Modern medicine has become more and more personalized and is rapidly replacing the traditional medicine approach (one-drug-fits-all patients). While in the past the majority of medical treatments was designed for the “average patient”, nowadays, thanks to the enormous amount of available data including genomic, proteomic and electronically-stored health information, is it possible to obtain a bigger picture for each patient and design patient-tailored treatments.
Such approach goes under the name of precision medicine and consists in the customization of medical decisions and treatments according to patients’ genetic, molecular and medical information. Treatments in particular are nowadays designed for small groups of patients (or even for one), rather than large groups, and their development usually requires the analysis of the aforementioned big data.
The Human Genome Project has enchanted us by a visionary promise of solving the mystery of the majority of human diseases but the amount of data of unknown significance still exceed our analytical skills. As a result, scientists increasingly look at new innovative technologies to revive such promise.
Private companies, universities, hospitals and other research consortiums have started using artificial intelligence (AI) with the aim of improving medical diagnosis and developing precise treatments for particular diseases. The role of AI is increasingly important in health care because it is often more powerful than human mind in performing some types of analytical tasks, such as the investigation of huge volumes of data, and on the long run can be tremendously helpful to derive new knowledge from such data.
Facial analysis of human phenotypes using modern technologies aroused the interest of many scientific groups lately. Advanced computer vision and deep learning algorithms have shown promising results that allow medical geneticists and clinicians to differentiate similarities of hundreds of genetic diseases based on simple face images. Several international research teams have proposed the use of AI as a system to detect genetic disorders starting from facial analysis. In particular, two recent studies showed how such a technology may improve personalized healthcare and become a tool for the clinical routine. The recently published articles by van der Donk et al. 2018 and Diets et al. 2019 [1,2] discussed how the deep learning technology may help in the facial analysis of phenotypes of rare genetic syndromes.
These results are extremely important and promising for personalized care but we should not forget that for the diagnosis of a genetic syndromes with the computer-aided facial recognition system should always be used in tandem with genomic variant interpretation. The interpretation of relevant genomic variants, usually obtained through next-generation sequencing (NGS), is indeed a crucial step in the diagnosis of a genetic condition.

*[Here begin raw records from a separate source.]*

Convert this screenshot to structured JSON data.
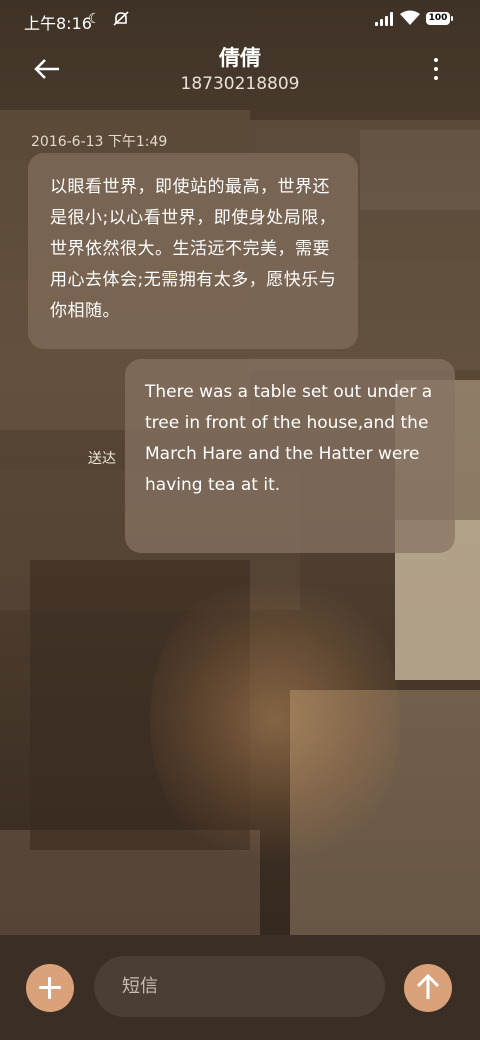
{
  "status_bar": {
    "time": "上午8:16",
    "battery": "100"
  },
  "header": {
    "contact_name": "倩倩",
    "phone_number": "18730218809"
  },
  "conversation": {
    "timestamp": "2016-6-13 下午1:49",
    "messages": [
      {
        "direction": "received",
        "text": "以眼看世界，即使站的最高，世界还是很小;以心看世界，即使身处局限，世界依然很大。生活远不完美，需要用心去体会;无需拥有太多，愿快乐与你相随。"
      },
      {
        "direction": "sent",
        "text": "There was a table set out under a tree in front of the house,and the March Hare and the Hatter were having tea at it.",
        "status": "送达"
      }
    ]
  },
  "composer": {
    "placeholder": "短信"
  },
  "icons": {
    "back": "back-arrow-icon",
    "more": "more-vertical-icon",
    "attach": "plus-icon",
    "send": "send-arrow-icon",
    "moon": "moon-icon",
    "mute": "mute-icon",
    "signal": "signal-icon",
    "wifi": "wifi-icon",
    "battery": "battery-icon"
  },
  "colors": {
    "accent": "#d9a27a",
    "bubble": "#826e5c",
    "bottom_bar": "#3a2e25"
  }
}
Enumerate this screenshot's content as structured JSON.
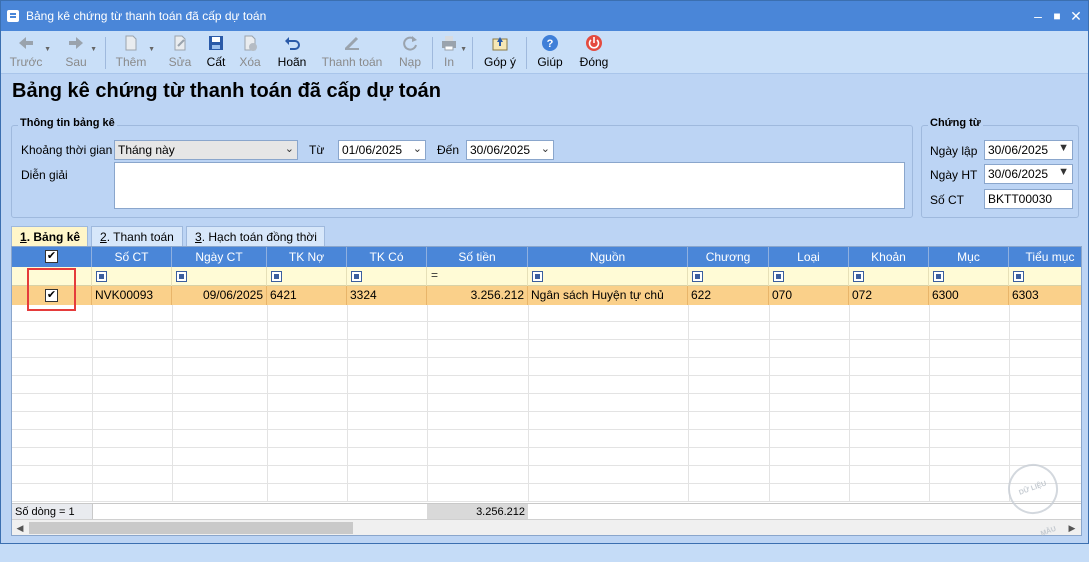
{
  "window": {
    "title": "Bảng kê chứng từ thanh toán đã cấp dự toán"
  },
  "toolbar": {
    "back": "Trước",
    "forward": "Sau",
    "add": "Thêm",
    "edit": "Sửa",
    "save": "Cất",
    "delete": "Xóa",
    "undo": "Hoãn",
    "pay": "Thanh toán",
    "load": "Nạp",
    "print": "In",
    "feedback": "Góp ý",
    "help": "Giúp",
    "close": "Đóng"
  },
  "page": {
    "title": "Bảng kê chứng từ thanh toán đã cấp dự toán"
  },
  "info_group": {
    "legend": "Thông tin bảng kê",
    "period_label": "Khoảng thời gian",
    "period_value": "Tháng này",
    "from_label": "Từ",
    "from_value": "01/06/2025",
    "to_label": "Đến",
    "to_value": "30/06/2025",
    "desc_label": "Diễn giải",
    "desc_value": ""
  },
  "voucher_group": {
    "legend": "Chứng từ",
    "date_label": "Ngày lập",
    "date_value": "30/06/2025",
    "post_date_label": "Ngày HT",
    "post_date_value": "30/06/2025",
    "no_label": "Số CT",
    "no_value": "BKTT00030"
  },
  "tabs": [
    {
      "num": "1",
      "label": ". Bảng kê"
    },
    {
      "num": "2",
      "label": ". Thanh toán"
    },
    {
      "num": "3",
      "label": ". Hạch toán đồng thời"
    }
  ],
  "grid": {
    "headers": [
      "Số CT",
      "Ngày CT",
      "TK Nợ",
      "TK Có",
      "Số tiền",
      "Nguồn",
      "Chương",
      "Loại",
      "Khoản",
      "Mục",
      "Tiểu mục"
    ],
    "rows": [
      {
        "checked": true,
        "cells": [
          "NVK00093",
          "09/06/2025",
          "6421",
          "3324",
          "3.256.212",
          "Ngân sách Huyện tự chủ",
          "622",
          "070",
          "072",
          "6300",
          "6303"
        ]
      }
    ],
    "footer_count": "Số dòng = 1",
    "footer_total": "3.256.212"
  },
  "stamp_text": "DỮ LIỆU MẪU"
}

This stage of analysis could be performed with the expert Variant interpreter – eVai – our AI based solution for an accurate genomic variant interpretation. eVai prioritizes all the genomic variants of an individual and suggests a list of possible related genetic diagnosis by combining AI with ACMG/AMP (American College of Medical Genetics and Genomics and the Association for Molecular Pathology) guidelines. eVai significantly improves the accuracy of genomic variant interpretation thanks to the incorporation of genomic big data (well integrated omics resources), AI and ACMG/AMP guidelines.
The fusion of advanced facial recognition systems and accurate genomic variant interpreters like eVai could represent a perfect solution to speed up the daily work of clinical geneticists and improve the diagnosis of genetic disorders.
The most promising researches in personalized medicine are characterized by a strong collaboration across different disciplines (medicine, biology, statistics, and computer engineering) and medical institutions. A smooth collaboration across various specialists together with appropriate interpretation of results and AI could therefore create impressive diagnostic tools for precision medicine and personalized healthcare. We are doing our best to support such paradigm shift.
 R. van der Donk et al. Next-generation phenotyping using computer vision algorithms in rare genomic neurodevelopmental disorders, Genet. Med. 0 (2018). doi:10.1038/s41436-018-0404-y.
 I.J. Diets et al. De Novo and Inherited Pathogenic Variants in KDM3B Cause Intellectual Disability, Short Stature, and Facial Dysmorphism, Am. J. Hum. Genet. 104 (2019) 758–766. doi:10.1016/j.ajhg.2019.02.023.